Even though he was later touted as a “foreign policy expert,” by the mainstream press, Nixon may well have presided over more death and destruction than any other president since World War II. What I didn’t realize until years after I left high school was that Nixon’s meddling in Cambodia led to a bloody civil war. Nixon sent to Cambodia 30,000 US troops, and US planes dropped a quarter-of-a-million tons of bombs in the eastern part of the country in 140 days. The CIA, under Nixon, overthrew the nationalistic Norodom Sihanouk regime and replaced it with the corrupt and incompetent right-wing-military leader Lon Nol. By 1974 most of Cambodia’s countryside was under the control of the National United Front of Kampuchea, a coalition that was mostly Norodom Sihanouk, a few of his supporters, and Pol Pot’s Communist Party of Kampuchea. Lon Nol’s Khmer Republic government and its army were quickly losing control of the country and controlled little more than the capitol, Phnom Penh. In addition to Cambodia, there was Nixon’s disastrous handling of the Vietnam War. He slowly pulled out US troops while using military aid to try and prop up the army of South Vietnam. He called it “Vietnamization.” He fought a ruthless war on drugs. He had contempt for civil liberties.

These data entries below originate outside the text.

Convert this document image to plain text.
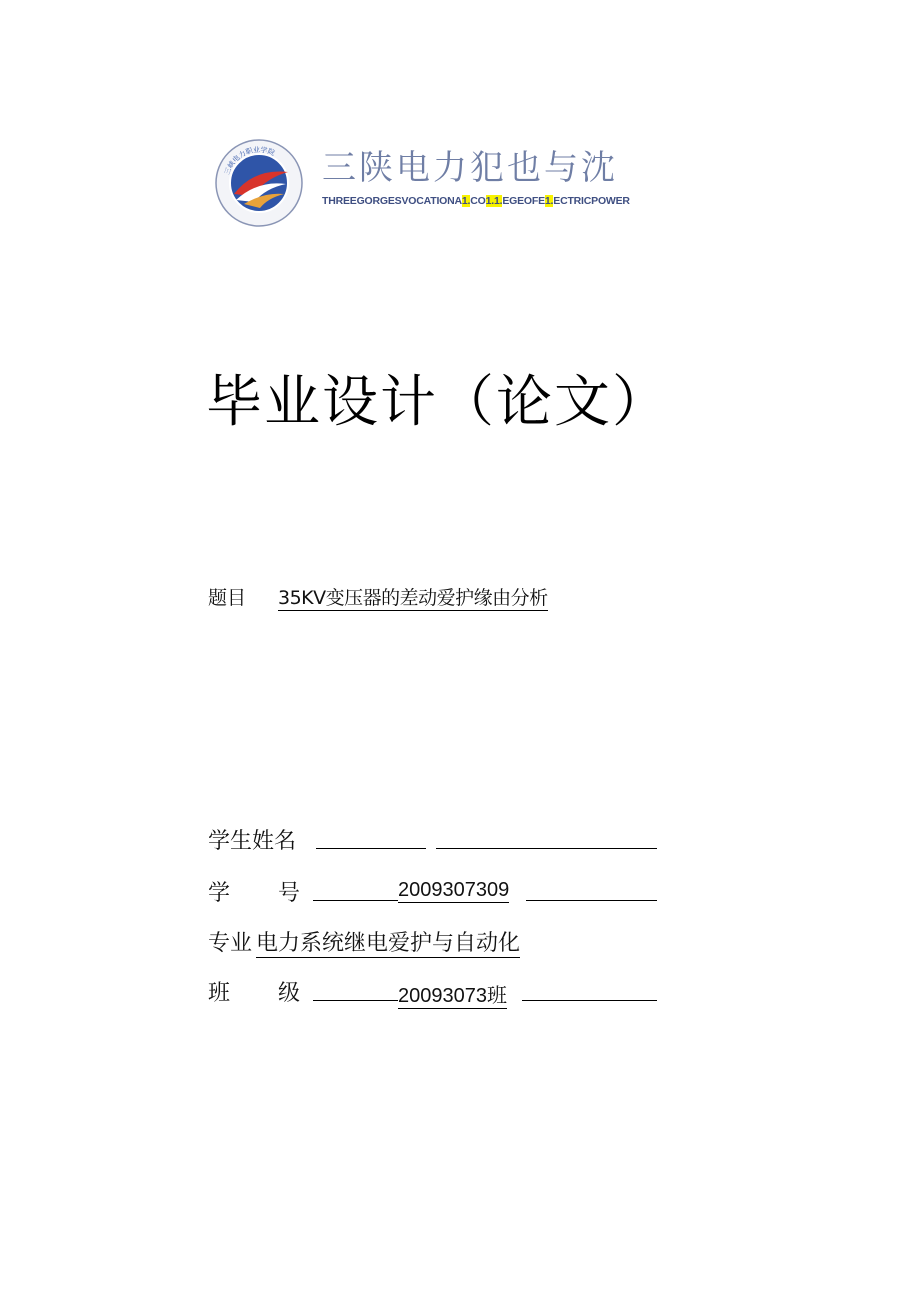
三峡电力职业学院 三陕电力犯也与沈
THREEGORGESVOCATIONA1.CO1.1.EGEOFE1.ECTRICPOWER
毕业设计（论文）
题目 35KV变压器的差动爱护缘由分析
学生姓名
学 号	2009307309
专业 电力系统继电爱护与自动化
班 级	20093073班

Nixon and Kissinger could hardly hide their joy at seeing Chile’s President Allende overthrown by the murderous Pinochet. I was beginning to see just how bad a leader Nixon was. I could remember back in 1970 when four students were shot at Kent State in Ohio. The governor had called out the national guards to keep order and prevent turbulent protests. The news media suggested that Nixon didn’t seem to care. He almost seemed content that students protesting him got shot. He seemed to brutally oppose anyone whom he thought was in his way. Nixon may have been the worst US president of the entire century. It was a great moment when he fell.”



The basic plot of the book is a coming of age story. A middle class nerdy high school freshman looks to change his image through drugs, begins to take an interest in politics, goes to college and ends up living in the streets among gun toting thugs. As in all these tales, something goes wrong to the point where he realizes he messed up and tries to change. He begins to develop a more mature political outlook, which by the end of the book is not really finished yet. Maybe the book seems to focus too long on the drugs and sex, but I wrote it the way I enjoyed reading it. Others who read it may not enjoy it and think that the story could have been told differently. But I wrote it as I wanted to and I can’t expect everyone to appreciate my style of fiction writing. The market for this book was for those who like my writing. The book is like a part of my past and I don’t regret writing it that way. It is my perspective of that time and there was no other way I could have written it.